Et Wing-Sang Li découvrit le ballon rond
Nous aurions voulu avoir tort, il y a six mois, lorsque nous nous inquiétions de la vente du FC Sochaux à l’entreprise hong-kongaise Ledus. Nous y avions diagnostiqué une volonté du propriétaire Peugeot de bazarder l’un des joyaux historiques de l’entreprise et de la région, une volonté cynique de couper le cordon entre le constructeur automobile et le Pays de Montbéliard. Six mois plus tard, on ne trouve d’ailleurs plus aucune trace du club local dans le Musée Peugeot de Montbéliard. Comme s’il avait fallu faire absolument table rase du passé.
Le destin du FC Sochaux-Montbéliard repose maintenant sur les épaules de Wing-Sang Li. Le patron de Ledus a aussi pris la présidence du club. Il a engagé au mois d’août un directeur général suisse, Ilja Kenzig, qui a eu des fonctions dans différents clubs professionnels helvétiques et allemands. C’est peu dire que Monsieur Li a pu décontenancer les supporteurs locaux, mais aussi les joueurs et le personnel du club aux 66 saisons dans l’élite du football français. De l’amusement, on est passé en quelques mois à la consternation. Le projet sportif du club n’a pas encore été présenté. Envoyé par Ilja Kenzig à Wing-Sang Li il y a déjà deux mois, ce dernier n’a pas encore été validé. On peut même se demander si Li l’a simplement lu.
Disons-le tout net : monsieur Li s’est acheté une danseuse. Et comme il ne connaît rien au football, et que son équipe danse plutôt mal (18e au classement de Ligue 2, ce que je n’avais jamais connu de mon vivant), il tente de faire le spectacle lui-même. C’est ainsi que lors d’une défaite contre Bourg-en-Bresse, il est allé s’agenouiller devant les supporteurs sochaliens pour leur demander pardon. Lors de la première victoire sochalienne en championnat –il a fallu attendre le 2 octobre contre Valenciennes -, il était tellement content que tous les clients de la pizzeria (dont j’étais), où il s’est restauré après le match, ont eu droit à leur coupe de champagne. À Nîmes, il a participé –en complet veston- au décrassage d’après-match.

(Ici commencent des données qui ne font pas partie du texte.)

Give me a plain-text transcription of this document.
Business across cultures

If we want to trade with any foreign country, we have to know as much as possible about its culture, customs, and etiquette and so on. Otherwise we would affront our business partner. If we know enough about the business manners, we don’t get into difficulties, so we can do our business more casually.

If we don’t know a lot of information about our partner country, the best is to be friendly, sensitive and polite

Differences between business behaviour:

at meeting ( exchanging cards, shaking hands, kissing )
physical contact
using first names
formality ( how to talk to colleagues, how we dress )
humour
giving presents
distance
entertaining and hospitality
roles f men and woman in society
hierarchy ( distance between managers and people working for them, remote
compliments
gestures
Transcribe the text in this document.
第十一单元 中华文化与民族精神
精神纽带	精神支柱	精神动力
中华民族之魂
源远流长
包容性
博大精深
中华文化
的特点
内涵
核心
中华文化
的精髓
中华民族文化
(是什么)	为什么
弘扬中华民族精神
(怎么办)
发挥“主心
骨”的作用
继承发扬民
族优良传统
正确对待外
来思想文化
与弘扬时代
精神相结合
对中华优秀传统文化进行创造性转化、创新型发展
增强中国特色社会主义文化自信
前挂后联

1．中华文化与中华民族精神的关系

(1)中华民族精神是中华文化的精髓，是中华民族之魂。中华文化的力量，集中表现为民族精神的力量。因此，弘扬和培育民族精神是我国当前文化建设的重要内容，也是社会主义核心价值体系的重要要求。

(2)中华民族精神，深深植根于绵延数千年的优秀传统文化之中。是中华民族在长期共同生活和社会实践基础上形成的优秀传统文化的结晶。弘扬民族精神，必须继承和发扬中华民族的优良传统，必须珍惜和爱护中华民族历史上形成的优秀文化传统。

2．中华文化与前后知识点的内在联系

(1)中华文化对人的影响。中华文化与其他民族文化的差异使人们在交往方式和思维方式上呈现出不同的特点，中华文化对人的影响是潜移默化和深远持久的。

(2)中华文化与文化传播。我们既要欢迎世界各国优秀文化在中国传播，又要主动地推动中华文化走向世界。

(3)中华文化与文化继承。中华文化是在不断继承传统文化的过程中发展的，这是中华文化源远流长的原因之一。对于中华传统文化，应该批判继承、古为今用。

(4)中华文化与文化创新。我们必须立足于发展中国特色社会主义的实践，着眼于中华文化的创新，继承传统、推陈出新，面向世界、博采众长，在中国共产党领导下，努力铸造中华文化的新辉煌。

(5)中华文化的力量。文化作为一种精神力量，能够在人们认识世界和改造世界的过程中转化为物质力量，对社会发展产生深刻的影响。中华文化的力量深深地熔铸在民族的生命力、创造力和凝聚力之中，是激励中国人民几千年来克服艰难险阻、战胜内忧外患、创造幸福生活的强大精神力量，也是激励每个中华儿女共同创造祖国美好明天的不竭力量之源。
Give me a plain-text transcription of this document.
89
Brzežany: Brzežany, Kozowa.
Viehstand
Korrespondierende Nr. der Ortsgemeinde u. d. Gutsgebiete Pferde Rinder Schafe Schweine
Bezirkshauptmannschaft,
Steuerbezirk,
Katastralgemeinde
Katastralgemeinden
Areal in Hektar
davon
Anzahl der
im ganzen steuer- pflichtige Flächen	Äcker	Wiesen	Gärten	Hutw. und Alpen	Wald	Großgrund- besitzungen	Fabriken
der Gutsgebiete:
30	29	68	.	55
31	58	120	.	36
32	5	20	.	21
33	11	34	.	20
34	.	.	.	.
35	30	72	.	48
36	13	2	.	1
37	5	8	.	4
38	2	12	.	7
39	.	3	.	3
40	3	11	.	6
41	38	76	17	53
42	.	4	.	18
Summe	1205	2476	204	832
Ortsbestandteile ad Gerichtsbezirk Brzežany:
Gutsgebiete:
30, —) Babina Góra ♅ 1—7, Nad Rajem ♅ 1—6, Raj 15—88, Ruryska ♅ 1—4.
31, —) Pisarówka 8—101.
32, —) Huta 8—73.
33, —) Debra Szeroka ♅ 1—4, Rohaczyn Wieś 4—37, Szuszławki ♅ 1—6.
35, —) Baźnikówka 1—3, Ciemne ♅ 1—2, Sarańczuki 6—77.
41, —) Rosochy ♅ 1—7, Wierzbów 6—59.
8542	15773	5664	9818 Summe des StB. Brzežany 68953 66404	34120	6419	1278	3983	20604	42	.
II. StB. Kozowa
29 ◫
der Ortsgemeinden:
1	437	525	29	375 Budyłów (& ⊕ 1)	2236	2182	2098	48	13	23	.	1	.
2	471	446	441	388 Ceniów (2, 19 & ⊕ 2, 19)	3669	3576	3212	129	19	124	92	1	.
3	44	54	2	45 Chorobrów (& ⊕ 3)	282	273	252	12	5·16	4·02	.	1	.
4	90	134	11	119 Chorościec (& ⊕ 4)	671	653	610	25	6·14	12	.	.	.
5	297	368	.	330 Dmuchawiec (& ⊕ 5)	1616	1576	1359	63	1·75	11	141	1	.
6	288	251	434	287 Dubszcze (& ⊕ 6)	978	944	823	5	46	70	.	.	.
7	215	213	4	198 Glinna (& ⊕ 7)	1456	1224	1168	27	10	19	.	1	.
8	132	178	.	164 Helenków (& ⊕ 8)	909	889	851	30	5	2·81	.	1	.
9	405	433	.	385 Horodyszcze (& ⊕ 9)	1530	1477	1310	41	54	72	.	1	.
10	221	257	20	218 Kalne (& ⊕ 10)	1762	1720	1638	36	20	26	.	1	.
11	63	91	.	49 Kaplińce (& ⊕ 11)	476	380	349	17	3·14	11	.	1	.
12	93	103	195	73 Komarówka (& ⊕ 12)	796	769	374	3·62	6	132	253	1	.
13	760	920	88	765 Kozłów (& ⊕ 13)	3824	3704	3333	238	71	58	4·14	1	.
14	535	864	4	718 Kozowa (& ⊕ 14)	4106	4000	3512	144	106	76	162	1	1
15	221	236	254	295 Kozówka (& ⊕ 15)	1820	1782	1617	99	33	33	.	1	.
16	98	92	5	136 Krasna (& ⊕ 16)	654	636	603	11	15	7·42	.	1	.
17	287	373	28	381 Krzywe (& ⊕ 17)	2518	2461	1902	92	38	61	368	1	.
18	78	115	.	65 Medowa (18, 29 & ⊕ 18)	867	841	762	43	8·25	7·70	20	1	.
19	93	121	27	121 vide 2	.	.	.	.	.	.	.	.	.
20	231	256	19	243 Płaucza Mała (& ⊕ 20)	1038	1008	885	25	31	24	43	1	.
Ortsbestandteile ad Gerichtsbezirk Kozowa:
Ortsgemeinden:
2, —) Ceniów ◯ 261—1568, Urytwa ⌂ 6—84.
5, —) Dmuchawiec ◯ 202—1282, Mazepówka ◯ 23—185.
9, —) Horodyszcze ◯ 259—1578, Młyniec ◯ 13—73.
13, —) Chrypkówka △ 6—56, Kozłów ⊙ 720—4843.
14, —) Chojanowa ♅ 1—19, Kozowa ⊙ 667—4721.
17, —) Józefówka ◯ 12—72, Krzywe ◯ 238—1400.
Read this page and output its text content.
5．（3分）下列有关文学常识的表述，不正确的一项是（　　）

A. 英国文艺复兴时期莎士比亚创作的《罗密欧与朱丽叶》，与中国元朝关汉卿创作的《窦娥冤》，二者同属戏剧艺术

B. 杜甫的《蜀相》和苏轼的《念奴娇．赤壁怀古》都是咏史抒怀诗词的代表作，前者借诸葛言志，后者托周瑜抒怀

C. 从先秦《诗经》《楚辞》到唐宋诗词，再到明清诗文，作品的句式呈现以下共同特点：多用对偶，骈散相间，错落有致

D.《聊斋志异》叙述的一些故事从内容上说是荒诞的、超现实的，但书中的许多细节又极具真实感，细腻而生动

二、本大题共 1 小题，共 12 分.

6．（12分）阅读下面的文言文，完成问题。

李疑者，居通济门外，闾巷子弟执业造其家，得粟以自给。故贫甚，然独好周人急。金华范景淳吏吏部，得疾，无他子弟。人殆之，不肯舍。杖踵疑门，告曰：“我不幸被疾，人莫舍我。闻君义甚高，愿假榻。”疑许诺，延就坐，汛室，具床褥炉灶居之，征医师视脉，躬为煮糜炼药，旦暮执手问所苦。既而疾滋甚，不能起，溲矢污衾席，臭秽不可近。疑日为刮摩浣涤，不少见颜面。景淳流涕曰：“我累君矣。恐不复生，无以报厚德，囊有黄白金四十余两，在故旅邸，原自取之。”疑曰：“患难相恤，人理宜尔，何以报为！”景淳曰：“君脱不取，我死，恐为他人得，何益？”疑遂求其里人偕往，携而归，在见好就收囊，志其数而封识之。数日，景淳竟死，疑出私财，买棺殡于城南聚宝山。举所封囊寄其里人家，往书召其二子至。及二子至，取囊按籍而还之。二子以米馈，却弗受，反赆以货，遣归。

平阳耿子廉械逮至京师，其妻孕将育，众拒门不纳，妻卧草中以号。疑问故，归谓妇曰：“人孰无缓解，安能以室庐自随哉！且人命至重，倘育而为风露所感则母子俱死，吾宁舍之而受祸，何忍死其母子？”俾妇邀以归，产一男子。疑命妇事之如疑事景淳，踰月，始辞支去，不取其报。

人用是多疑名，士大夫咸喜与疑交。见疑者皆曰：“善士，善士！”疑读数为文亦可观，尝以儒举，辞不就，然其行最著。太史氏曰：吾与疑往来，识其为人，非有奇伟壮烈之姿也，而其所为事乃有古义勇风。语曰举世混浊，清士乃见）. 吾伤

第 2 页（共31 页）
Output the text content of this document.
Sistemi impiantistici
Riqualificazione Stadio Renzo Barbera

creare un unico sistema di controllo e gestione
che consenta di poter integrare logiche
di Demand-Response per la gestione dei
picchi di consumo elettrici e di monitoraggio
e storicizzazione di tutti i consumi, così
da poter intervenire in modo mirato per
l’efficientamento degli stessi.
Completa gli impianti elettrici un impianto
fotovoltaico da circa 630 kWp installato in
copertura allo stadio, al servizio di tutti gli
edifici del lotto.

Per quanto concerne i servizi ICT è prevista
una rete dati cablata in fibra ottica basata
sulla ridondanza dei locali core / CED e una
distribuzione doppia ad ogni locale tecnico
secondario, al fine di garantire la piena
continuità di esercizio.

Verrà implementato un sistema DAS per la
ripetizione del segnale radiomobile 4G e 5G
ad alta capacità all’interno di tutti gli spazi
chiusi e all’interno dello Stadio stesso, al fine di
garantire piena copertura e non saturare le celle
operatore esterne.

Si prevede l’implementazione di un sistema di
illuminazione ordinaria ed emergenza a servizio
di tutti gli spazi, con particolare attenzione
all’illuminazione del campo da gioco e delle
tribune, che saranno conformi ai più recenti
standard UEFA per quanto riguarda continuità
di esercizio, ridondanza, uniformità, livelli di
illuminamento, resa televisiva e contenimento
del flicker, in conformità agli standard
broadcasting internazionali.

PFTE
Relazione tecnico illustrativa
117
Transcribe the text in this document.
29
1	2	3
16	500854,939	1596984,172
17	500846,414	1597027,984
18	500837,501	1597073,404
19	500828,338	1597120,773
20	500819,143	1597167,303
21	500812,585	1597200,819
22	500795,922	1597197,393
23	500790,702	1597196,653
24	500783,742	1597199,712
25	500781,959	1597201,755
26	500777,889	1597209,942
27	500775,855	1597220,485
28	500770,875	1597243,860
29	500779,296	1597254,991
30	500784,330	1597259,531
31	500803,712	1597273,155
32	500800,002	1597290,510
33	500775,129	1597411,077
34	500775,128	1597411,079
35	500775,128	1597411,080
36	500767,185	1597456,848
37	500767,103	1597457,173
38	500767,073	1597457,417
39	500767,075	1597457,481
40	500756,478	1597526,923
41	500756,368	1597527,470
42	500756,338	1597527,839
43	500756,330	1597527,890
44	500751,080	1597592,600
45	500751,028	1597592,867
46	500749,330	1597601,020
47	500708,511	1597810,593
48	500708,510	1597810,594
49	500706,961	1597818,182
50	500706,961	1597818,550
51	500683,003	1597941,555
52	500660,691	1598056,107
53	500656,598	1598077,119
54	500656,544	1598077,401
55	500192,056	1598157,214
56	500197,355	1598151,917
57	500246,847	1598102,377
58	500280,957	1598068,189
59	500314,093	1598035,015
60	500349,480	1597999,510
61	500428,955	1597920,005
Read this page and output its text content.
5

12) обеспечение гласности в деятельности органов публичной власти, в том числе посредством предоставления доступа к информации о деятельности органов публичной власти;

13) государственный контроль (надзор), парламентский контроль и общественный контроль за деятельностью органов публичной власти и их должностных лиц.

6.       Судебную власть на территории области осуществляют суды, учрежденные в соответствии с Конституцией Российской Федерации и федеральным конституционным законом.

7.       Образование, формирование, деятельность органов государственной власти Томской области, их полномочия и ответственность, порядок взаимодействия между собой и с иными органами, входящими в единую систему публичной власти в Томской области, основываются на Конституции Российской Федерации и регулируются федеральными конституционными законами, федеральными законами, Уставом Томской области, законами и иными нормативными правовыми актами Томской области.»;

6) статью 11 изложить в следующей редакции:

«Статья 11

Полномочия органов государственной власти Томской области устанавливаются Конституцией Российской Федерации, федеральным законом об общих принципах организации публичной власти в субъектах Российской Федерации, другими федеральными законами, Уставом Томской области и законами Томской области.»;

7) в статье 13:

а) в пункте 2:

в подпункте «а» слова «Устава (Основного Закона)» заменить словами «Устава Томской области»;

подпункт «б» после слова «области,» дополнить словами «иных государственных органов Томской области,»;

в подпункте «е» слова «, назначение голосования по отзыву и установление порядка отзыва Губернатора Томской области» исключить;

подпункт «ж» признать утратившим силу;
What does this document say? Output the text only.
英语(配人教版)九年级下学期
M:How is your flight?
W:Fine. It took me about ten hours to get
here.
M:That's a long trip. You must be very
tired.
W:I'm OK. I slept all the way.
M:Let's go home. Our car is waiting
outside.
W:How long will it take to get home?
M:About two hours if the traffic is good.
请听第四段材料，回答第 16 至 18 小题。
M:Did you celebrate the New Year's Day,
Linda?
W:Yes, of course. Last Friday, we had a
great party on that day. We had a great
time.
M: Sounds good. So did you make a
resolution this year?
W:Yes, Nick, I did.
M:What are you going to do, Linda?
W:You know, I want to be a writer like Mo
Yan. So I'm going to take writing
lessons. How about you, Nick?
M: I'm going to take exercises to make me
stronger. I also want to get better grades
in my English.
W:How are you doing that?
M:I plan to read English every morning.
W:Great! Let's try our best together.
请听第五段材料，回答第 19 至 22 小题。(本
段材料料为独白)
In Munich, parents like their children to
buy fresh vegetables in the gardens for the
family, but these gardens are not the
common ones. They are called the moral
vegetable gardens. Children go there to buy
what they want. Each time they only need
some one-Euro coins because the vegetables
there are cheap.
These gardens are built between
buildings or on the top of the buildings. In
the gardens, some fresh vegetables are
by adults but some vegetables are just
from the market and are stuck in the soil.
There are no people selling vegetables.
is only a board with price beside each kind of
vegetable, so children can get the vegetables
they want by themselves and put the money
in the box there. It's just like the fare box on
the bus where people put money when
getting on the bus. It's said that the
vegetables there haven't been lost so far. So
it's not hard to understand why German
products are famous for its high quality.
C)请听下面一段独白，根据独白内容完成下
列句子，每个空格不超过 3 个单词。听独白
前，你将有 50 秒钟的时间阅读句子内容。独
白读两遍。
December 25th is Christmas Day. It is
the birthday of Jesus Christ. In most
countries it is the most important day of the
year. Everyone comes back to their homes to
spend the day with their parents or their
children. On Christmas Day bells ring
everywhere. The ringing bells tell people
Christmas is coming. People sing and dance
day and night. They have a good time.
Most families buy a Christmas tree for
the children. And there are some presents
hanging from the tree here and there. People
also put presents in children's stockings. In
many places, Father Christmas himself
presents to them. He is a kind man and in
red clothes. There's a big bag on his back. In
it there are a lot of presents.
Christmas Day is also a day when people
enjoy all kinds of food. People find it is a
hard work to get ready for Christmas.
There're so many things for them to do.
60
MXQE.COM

Après la qualification contre Strasbourg en… 128/e de finales de la coupe de France, il a fait le tour d’honneur avec les joueurs avec le même enthousiasme que Bernard Tapie après avoir gagné la Ligue des Champions. On attend, sans impatience, qu’il dérobe le costume de la mascotte locale – le fameux Sochalion– afin d’assurer le spectacle à la mi-temps des matches à Bonal. En revanche, il a retardé d’un mois l’éviction de l’entraîneur Olivier Echouafni, perdant des points précieux, avant de de se résoudre à écouter les conseils de Kaenzig.
Depuis l’arrivée du nouveau coach Albert Cartier, les résultats sont moins mauvais et l’équipe ressemble davantage à une équipe, et cela semble suffire à Monsieur Li. Pour le recrutement en janvier, afin de maintenir le club en Ligue 2 –on en est désormais là-, on craint son manque de réactivité. À vrai dire, il n’est pas pressé de mettre la main au porte-feuilles. Autre motif d’inquiétude, Wing-Sang Li semble se faire conseiller par des néophytes. C’est ainsi qu’on voit de plus en plus, dans les coulisses et jusque dans la tribune présidentielle, les fameux intermédiaires mulhousiens qui lui avaient permis d’acheter le club en mai dernier. Thomas Lichtenauer, représentant de Ledus-France et ancien marchand de meubles, et Mounir Jawhar, ancien agent de joueurs, ne se cachent désormais plus et ont emporté dans leurs bagages d’autres personnalités peu engageantes, comme Mickaël Gerber, viré avec pertes et fracas par le président du club de Colmar qui en avait fait son conseiller. Et on craint également de voir réapparaître Jean-Luc Witzel qui faisait partie de l’escouade ayant précipité le dépôt de bilan du Racing Club de Strasbourg. Non seulement, Monsieur Li ne connaît rien au foot et souhaite contrôler tout ce que fait le directeur général qu’il a pourtant engagé, mais il prête l’oreille à des gens qui n’ont peu ou pas de références solides dans le milieu du football. C’est ainsi que Bernard Maraval, responsable du recrutement et historique du club, vient d’être licencié, sans doute sur les conseils du duo Jawhar-Lichtenauer.
Du côté des supporteurs, l’inquiétude est de mise. Gageons que l’officialisation de l’entrée Mounir Jawhar dans l’organigramme du club pourrait jeter le feu aux poudres dans les tribunes de Bonal. Une véritable crise avec les supporteurs, monsieur Li ne sait pas encore ce que c’est. Pas sûr que ses guignolades sur la pelouse permettent de l’éviter.